Come tutti i poeti dell’area veneto-friulana, Villalta mette al centro della sua opera i mutamenti subiti dal paesaggio di origine e la natura della lingua. Nato nel ’59 in un piccolo paese in provincia di Pordenone, ha avuto il tempo di vivere la fine della civiltà contadina, secondo Péguy “il più importante avvenimento della storia dopo la nascita di Cristo”; quel cambiamento radicale e impressionante, specialmente nel Nord-Est, raccontato da Pasolini e Camon; in Villalta, peraltro molto più giovane di costoro, senza i risvolti laceranti descritti da Scritti corsari e Il quinto stato; Villalta ne ha parlato soprattutto nel romanzo L’olmo grande, ma anche nella prefazione alla biografia di Camon di Filippo Cerantola, in cui, pur sentendo “mancare la terra sotto i piedi”, intuisce che un mondo nuovo può portare anche opportunità e miglioramenti.

Ma è la questione della lingua a imporsi: una lingua ibrida, divisa tra italiano e dialetto – il primo prevalente nelle ultime raccolte, il dialetto nelle prime – ma non sono rari i casi in cui le lingue sono mescolate, anche con altre, come l’inglese, secondo l’insegnamento di Andrea Zanzotto, di cui Villalta ha curato, insieme con Stefano Dal Bianco, il Meridiano Mondadori.

A tale corposa riflessione ha contribuito, dagli anni Duemila in poi, anche la produzione narrativa, che incrocia quella dei versi e dei saggi.
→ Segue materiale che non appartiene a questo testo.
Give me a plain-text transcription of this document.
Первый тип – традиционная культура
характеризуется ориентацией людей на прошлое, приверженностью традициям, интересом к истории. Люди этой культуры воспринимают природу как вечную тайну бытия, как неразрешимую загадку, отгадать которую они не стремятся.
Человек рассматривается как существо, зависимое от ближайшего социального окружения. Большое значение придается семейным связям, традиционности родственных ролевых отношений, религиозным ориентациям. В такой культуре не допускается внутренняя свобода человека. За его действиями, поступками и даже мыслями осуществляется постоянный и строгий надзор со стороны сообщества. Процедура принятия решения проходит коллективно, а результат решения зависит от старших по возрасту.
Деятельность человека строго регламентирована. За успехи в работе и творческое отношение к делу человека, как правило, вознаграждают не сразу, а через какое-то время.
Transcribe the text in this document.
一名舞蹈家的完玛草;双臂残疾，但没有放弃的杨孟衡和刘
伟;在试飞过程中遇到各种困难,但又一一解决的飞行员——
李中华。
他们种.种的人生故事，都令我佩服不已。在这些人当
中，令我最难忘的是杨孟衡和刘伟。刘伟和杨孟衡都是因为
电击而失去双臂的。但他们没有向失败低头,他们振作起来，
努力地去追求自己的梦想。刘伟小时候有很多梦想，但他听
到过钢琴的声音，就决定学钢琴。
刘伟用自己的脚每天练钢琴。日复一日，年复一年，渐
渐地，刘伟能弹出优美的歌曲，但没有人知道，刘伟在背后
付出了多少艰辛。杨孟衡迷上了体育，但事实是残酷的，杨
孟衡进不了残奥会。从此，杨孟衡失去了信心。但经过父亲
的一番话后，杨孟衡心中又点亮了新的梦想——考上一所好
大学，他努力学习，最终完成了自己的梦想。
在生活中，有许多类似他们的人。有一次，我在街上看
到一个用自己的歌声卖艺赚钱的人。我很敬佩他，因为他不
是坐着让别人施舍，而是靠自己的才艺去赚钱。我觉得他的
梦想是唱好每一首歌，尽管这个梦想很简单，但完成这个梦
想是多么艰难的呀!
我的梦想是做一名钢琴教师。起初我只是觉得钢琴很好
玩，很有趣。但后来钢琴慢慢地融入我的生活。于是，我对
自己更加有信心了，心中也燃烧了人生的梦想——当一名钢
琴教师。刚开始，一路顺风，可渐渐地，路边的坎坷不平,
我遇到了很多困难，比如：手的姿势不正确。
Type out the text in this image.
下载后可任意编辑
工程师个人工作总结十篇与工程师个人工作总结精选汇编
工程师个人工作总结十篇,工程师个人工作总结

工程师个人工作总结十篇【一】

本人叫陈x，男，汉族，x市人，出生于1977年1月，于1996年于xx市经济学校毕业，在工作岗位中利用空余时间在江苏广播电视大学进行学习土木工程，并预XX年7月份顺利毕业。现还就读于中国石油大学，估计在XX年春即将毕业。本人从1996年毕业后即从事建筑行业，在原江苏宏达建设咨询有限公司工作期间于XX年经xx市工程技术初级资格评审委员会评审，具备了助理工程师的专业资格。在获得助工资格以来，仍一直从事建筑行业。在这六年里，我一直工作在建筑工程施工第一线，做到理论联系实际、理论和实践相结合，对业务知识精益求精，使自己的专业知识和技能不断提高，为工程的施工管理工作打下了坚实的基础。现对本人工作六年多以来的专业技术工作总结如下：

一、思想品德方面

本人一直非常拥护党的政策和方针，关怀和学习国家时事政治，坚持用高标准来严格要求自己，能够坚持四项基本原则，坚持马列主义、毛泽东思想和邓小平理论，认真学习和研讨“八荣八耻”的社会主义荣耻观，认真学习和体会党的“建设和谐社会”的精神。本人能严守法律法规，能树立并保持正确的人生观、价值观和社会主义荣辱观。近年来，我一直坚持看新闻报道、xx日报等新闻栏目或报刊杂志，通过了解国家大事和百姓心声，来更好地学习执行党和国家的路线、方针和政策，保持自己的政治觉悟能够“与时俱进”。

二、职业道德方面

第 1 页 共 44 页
Di fatto Villalta non sceglie, ma abita nella lingua: il dialetto non viene inteso ingenuamente come lingua della realtà, né lingua di poesia, ma viene immesso nell’italiano: le lingue migrano, sostiene lo scrittore, come le persone, in una poetica dell’impurità, avrebbe detto Saba. È nella lingua che avviene l’incontro tra le persone e le civiltà e queste non possono che contaminarsi a vicenda, in un passaggio continuo tra “lingua” e “voce”.

Fra i poeti contemporanei, Villalta spicca per questa fiducia nella parola, giustamente sottolineata da Massimo Natale nella bella e chiara prefazione: dove vi è parola, dice Villalta, “vi è la possibilità di un incontro, fosse anche soltanto ‘nella parola’, vi è ancora speranza, finché a questa parola qualcuno potrà ancora dare senso”.